After the relationship ended in 2007 (before the passage of New York’s Marriage Equality Act [see, Domestic Relations Law §§ 10-a, 10-b]), Ms. Dee commenced this action seeking to enforce the alleged oral “joint venture/partnership” agreement. Under that agreement, Ms. Dee was to share in assets, including Ms. Rakower’s retirement contributions and earnings, in exchange for Ms. Dee leaving her full-time job to care for the parties’ children.

Before they had children, each party was employed full-time, earning a salary and retirement benefits. The parties pooled their respective salaries to meet their shared expenses. The parties purchased a house as joint tenants with rights of survivorship.

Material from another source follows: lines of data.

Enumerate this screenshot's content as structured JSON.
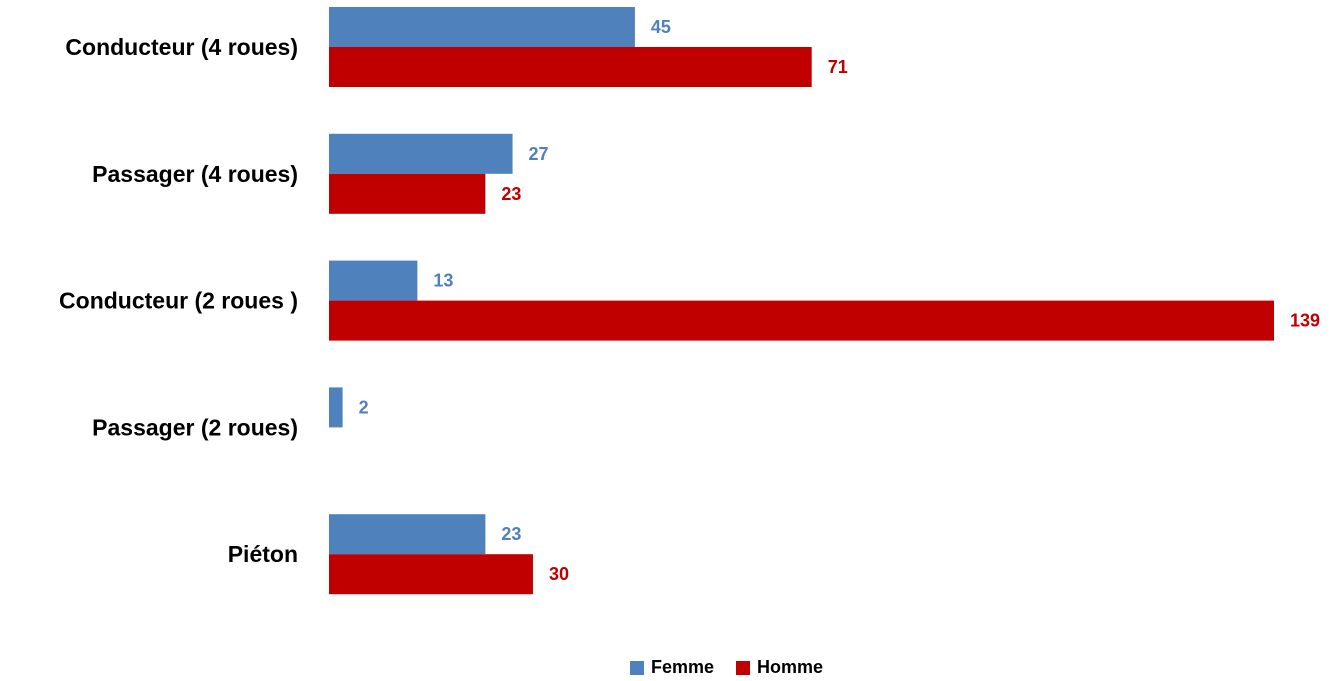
{
  "chart_data": {
    "type": "bar",
    "orientation": "horizontal",
    "categories": [
      "Conducteur (4 roues)",
      "Passager (4 roues)",
      "Conducteur (2 roues )",
      "Passager (2 roues)",
      "Piéton"
    ],
    "series": [
      {
        "name": "Femme",
        "color": "#4F81BD",
        "values": [
          45,
          27,
          13,
          2,
          23
        ]
      },
      {
        "name": "Homme",
        "color": "#C00000",
        "values": [
          71,
          23,
          139,
          null,
          30
        ]
      }
    ],
    "xlim": [
      0,
      139
    ],
    "grid": false,
    "legend_position": "bottom",
    "data_labels": true
  },
  "legend": {
    "items": [
      {
        "label": "Femme",
        "color": "#4F81BD"
      },
      {
        "label": "Homme",
        "color": "#C00000"
      }
    ]
  }
}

After the parties’ first child was born, the parties agreed, it was alleged, that given the cost of child care, Ms. Dee would eschew her full-time employment and work part-time so that she could be home with the children and perform other non-financial services for the benefit of the family and for the parties’ partnership and/or joint venture while Ms Rakower would continue to work full-time. Ms. Dee alleged that her decision to leave her full-time employment was based upon the parties’ specific agreement that Ms. Dee would be entitled to one half of Ms. Rakower’s retirement contributions and earnings for the period.

Ms. Rakower moved to dismiss Ms. Dee’s complaint. Kings County Supreme Court Justice Yvonne Lewis granted that motion, determining that the facts did not support causes of action for breach of contract, to impose a constructive trust, for unjust enrichment or for an accounting.